According to the reporter's statistics, there are currently 59 individual stocks in the top 100 Hong Kong stocks by total market capitalization, accounting for 59%, and 17 with dividend rates above 8%. Most of the high-yield stocks are concentrated in finance, energy, real estate, and utilities.

List of the top 100 individual stocks with a dividend rate of 3% or more in total market capitalization

Southbound capital gradually replaced foreign investors to obtain pricing rights for high-interest shares in Hong Kong stocks

In recent years, allocation-type Chinese investors have faced an “asset shortage” to a certain extent. In particular, mainland public fund companies' fixed income departments, insurance, bank financial management and other institutions have strong demand for allocating high-quality and effective assets, and high-quality Hong Kong stocks with high dividends are attractive for long-term allocation.

In 2023, Southbound Capital's net purchase of Hong Kong stocks was approximately RMB 289.5 billion. Among the top ten net inflows of southbound capital according to the previous top ten active individual stocks, low-wave dividend assets occupied 4 seats, namely China Mobile, CNOOC, China Telecom, and China Shenhua. Southbound Capital gradually obtained pricing rights for low-wave dividends in Hong Kong stocks.
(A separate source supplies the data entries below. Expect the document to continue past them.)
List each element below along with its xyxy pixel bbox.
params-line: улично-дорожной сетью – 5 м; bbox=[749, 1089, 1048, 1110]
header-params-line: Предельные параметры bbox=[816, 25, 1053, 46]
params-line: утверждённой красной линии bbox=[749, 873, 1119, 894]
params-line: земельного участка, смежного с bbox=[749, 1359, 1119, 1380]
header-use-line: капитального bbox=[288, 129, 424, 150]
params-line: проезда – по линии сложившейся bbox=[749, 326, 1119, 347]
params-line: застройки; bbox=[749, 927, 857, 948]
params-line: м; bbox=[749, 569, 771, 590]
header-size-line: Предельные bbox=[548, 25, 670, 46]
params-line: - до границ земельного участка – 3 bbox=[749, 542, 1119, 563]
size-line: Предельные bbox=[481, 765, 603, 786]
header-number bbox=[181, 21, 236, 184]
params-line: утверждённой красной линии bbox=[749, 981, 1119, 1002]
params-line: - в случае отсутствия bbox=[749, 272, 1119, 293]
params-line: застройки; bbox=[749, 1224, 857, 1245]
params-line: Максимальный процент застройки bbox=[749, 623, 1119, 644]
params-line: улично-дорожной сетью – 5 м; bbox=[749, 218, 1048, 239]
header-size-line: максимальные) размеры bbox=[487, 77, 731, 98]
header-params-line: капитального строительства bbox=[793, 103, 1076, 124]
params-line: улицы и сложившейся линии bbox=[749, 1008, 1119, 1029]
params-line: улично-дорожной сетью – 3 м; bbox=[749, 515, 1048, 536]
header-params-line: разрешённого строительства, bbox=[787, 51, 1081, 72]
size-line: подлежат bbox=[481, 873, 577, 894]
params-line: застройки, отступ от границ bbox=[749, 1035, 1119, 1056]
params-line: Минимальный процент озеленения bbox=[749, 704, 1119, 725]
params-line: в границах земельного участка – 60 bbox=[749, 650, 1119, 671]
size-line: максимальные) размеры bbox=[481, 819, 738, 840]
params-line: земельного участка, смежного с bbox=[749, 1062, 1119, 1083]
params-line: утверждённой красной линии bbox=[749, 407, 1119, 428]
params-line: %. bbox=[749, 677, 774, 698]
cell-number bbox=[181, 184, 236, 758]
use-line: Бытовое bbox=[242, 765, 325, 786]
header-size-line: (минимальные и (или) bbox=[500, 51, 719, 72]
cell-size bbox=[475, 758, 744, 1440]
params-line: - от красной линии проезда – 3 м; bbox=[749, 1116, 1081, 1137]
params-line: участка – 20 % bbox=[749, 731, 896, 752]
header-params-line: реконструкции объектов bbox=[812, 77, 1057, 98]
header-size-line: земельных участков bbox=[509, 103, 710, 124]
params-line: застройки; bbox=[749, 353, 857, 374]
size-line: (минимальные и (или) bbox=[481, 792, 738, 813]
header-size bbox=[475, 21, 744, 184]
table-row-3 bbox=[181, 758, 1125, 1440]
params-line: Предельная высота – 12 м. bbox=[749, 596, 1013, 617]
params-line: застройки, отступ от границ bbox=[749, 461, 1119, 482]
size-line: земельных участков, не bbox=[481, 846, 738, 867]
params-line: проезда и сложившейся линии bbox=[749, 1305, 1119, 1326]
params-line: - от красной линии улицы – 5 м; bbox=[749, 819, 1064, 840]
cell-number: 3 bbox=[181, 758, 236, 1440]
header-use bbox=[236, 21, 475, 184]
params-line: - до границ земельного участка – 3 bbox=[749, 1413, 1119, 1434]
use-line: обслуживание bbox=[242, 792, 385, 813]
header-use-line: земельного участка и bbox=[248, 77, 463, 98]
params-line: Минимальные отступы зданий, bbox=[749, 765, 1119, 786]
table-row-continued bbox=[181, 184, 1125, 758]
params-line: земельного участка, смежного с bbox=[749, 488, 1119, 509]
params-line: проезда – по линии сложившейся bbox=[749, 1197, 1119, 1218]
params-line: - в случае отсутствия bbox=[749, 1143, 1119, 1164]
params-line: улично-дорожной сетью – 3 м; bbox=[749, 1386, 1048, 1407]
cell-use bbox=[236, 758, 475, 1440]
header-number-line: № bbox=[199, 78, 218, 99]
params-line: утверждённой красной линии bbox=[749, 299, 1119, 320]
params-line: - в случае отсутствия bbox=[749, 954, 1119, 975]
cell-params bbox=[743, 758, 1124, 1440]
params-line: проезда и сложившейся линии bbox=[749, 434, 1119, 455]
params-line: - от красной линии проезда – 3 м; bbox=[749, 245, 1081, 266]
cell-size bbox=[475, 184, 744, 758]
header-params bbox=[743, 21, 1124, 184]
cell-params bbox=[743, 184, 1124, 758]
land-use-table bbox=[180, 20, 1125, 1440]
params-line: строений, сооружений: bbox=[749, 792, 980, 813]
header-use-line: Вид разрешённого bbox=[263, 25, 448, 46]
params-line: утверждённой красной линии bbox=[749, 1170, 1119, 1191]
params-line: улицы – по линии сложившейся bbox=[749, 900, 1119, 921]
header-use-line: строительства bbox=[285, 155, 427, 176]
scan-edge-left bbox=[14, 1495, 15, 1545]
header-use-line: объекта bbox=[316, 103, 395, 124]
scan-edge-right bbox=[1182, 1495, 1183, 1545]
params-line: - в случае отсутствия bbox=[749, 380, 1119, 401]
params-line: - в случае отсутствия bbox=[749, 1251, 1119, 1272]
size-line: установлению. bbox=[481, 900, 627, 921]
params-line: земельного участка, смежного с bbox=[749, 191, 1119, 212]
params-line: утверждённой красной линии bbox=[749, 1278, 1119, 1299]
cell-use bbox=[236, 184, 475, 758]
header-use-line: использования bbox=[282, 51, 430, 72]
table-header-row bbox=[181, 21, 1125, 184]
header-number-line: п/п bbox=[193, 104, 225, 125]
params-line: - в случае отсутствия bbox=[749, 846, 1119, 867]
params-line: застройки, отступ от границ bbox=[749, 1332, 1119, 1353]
Compared to the beginning of 2023, Hong Kong Stock Connect's shareholding ratio of Hong Kong stock low-wave dividend assets represented by telecom operators, banks, and energy increased in early 2024.

Taking central state-owned enterprise stocks as an example among high-yield stocks, Wind data shows that in recent years, its share of Hong Kong Stock Connect shares has been rising year by year, from 5.3% at the end of 2018 to 13.5% on February 21, 2024, while the share of international intermediary holdings measured foreign holdings has declined markedly, from 26% at the end of 2018 to 16.6%.

If the scope is extended to the entire Hong Kong Stock Exchange, it can also be seen that the Hong Kong Stock Connect shareholding ratio continues to rise, from 8.8% in 2020 to 14.8% at the end of February 2024, while the foreign shareholding ratio continues to decline, falling from 43.4% in 2020 to 36.7% at the end of February this year.

Zhang Yidong said that in the medium to long term, assets that can provide stable high dividends are invaluable in a relatively complex domestic and foreign environment. High-yield assets are one of the important investment strategies for allocating China's equity assets in the future. Investors are advised to allocate leading central state-owned enterprises in the fields of energy (oil, coal), telecom operators, utilities, finance, highways, etc. based on a long-term, strict “low-wave dividend, convertible bond-like” strategy, as well as high-quality high-yield stock companies in Hong Kong's local utilities, finance, real estate, and integrated industries.

The translation is provided by third-party software.